Nima Negahban, CEO and Cofounder, Kinetica
English will replace SQL as the lingua-franca of business analysts. We can anticipate a significant mainstream adoption of language-to-SQL technology, following successful efforts to address its accuracy, performance, and security concerns. Moreover, LLMs for language-to-SQL will move in-database to protect sensitive data when utilizing these LLMs, addressing one of the primary concerns surrounding data privacy and security. The maturation of language-to-SQL technology will open doors to a broader audience, democratizing access to data and database management tools, and furthering the integration of natural language processing into everyday data-related tasks.”
Bruce Fenton, PE partner, Troutman Pepper law firm
Equity investments will have a heightened emphasis on quality. Remember that coming out of the pandemic were two of the busiest years on record for the industry in 2021-22, so while there’s been a pronounced drop-off this year, it hasn’t been so bad from a historical perspective. You’ll notice that it’s mostly A-grade or B+ assets being sold, even though there may be a lot of investment opportunity beneath those grades. Sponsors and corporate players will continue to come in from the sidelines in the new year. There is plenty of dry powder – many billions of dollars of pent-up capital to deploy. Experienced investors will remember how to do deals in a high-interest environment, including putting more equity into their portfolios, given the heavy cost of borrowed funds.

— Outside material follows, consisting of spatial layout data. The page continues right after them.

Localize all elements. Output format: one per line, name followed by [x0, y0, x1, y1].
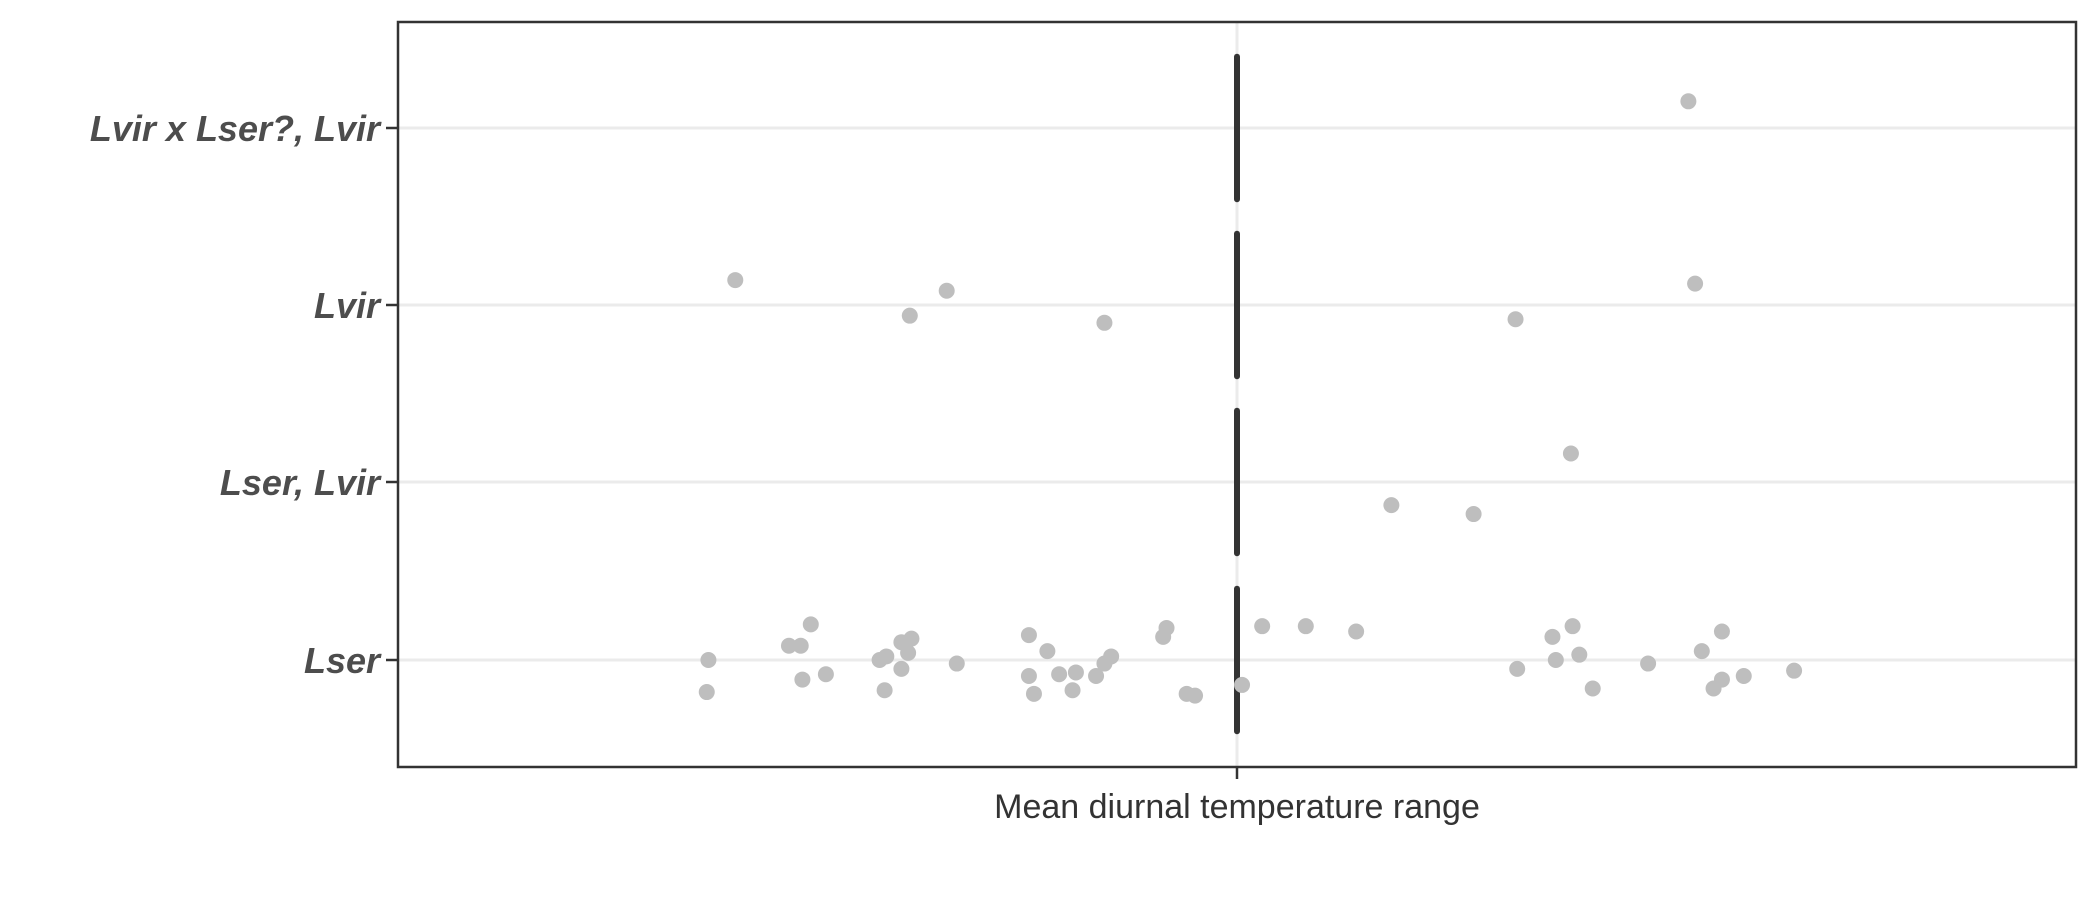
data-point: [1507, 311, 1524, 328]
data-point: [1544, 628, 1561, 645]
y-tick-label: Lser: [304, 640, 382, 681]
data-point: [938, 282, 955, 299]
x-axis-label: Mean diurnal temperature range: [994, 788, 1480, 826]
data-point: [1234, 676, 1251, 693]
data-point: [1564, 618, 1581, 635]
data-point: [878, 648, 895, 665]
data-point: [698, 684, 715, 701]
data-point: [1713, 671, 1730, 688]
data-point: [893, 660, 910, 677]
data-point: [1680, 93, 1697, 110]
data-point: [1020, 627, 1037, 644]
data-point: [1025, 685, 1042, 702]
data-point: [1254, 618, 1271, 635]
data-point: [1064, 682, 1081, 699]
data-point: [1348, 623, 1365, 640]
data-point: [1158, 619, 1175, 636]
data-point: [1547, 652, 1564, 668]
data-point: [948, 655, 965, 672]
data-point: [1584, 680, 1601, 697]
x-axis: Mean diurnal temperature range: [994, 767, 1480, 826]
data-point: [1640, 655, 1657, 672]
data-point: [1067, 664, 1084, 681]
data-point: [1735, 668, 1752, 685]
data-point: [1297, 618, 1314, 635]
data-point: [876, 682, 893, 699]
y-tick-label: Lser, Lvir: [220, 462, 382, 503]
data-point: [817, 666, 834, 683]
data-point: [727, 272, 744, 289]
data-point: [903, 630, 920, 647]
data-point: [900, 644, 917, 661]
data-point: [1687, 275, 1704, 292]
data-point: [1020, 668, 1037, 685]
data-point: [901, 307, 918, 324]
data-point: [1786, 662, 1803, 679]
data-point: [1693, 643, 1710, 660]
data-point: [1383, 497, 1400, 514]
data-point: [780, 637, 797, 654]
data-point: [1187, 687, 1204, 704]
data-point: [700, 652, 717, 668]
data-point: [1562, 445, 1579, 462]
data-point: [1103, 648, 1120, 665]
data-point: [1509, 660, 1526, 677]
points-layer: [698, 93, 1803, 704]
data-point: [1571, 646, 1588, 663]
y-axis: Lser Lser, Lvir Lvir Lvir x Lser?, Lvir: [90, 108, 398, 681]
data-point: [1713, 623, 1730, 640]
data-point: [1039, 643, 1056, 660]
y-tick-label: Lvir: [314, 285, 382, 326]
data-point: [1051, 666, 1068, 683]
data-point: [802, 616, 819, 633]
data-point: [1088, 668, 1105, 685]
data-point: [1096, 314, 1113, 331]
data-point: [1465, 506, 1482, 523]
data-point: [792, 637, 809, 654]
data-point: [794, 671, 811, 688]
y-tick-label: Lvir x Lser?, Lvir: [90, 108, 382, 149]
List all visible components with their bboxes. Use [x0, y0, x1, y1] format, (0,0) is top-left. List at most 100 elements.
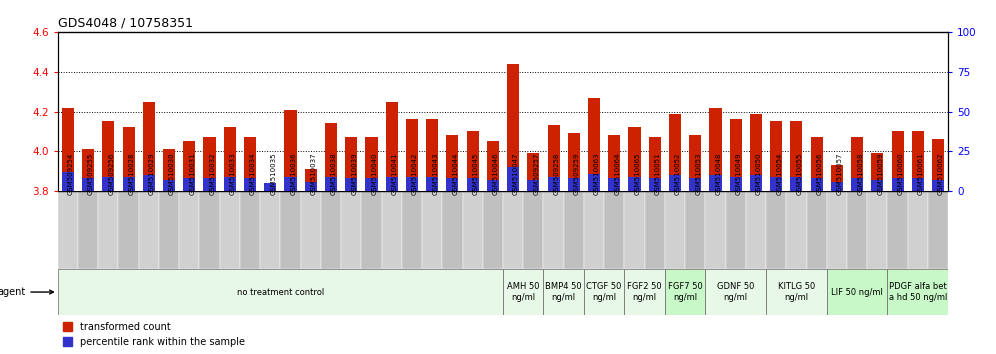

Jason Beres, Sr. VP of Developer Tools, Infragistics
Low-Code/No-Code Tools Will Dominate Software Development in 2024. In 2024, low-code/no-code tools will dominate software development as they bring the power of app development to users across the business. The rise of “citizen developers” has proven that as we move toward a no-code future, people without coding experience are changing the working world. As tech companies adopt low-code/no-code tools, they’ll save time and money, rather than falling behind early adopters.
Guillaume Moigneu, VP Product, Growth and Monetization, at Platform.sh
Comprehensive observability at every layer. Companies will continue to integrate Application Performance Management (APM) solutions to achieve full-stack observability, enabling a panoramic view of their systems’ health and performance. APM will provide more granularity in analytics such that technical teams will be able to not only detect but predict system anomalies. This will enable preemptive measures that drastically reduce downtime and empower developers to continuously deliver better quality releases.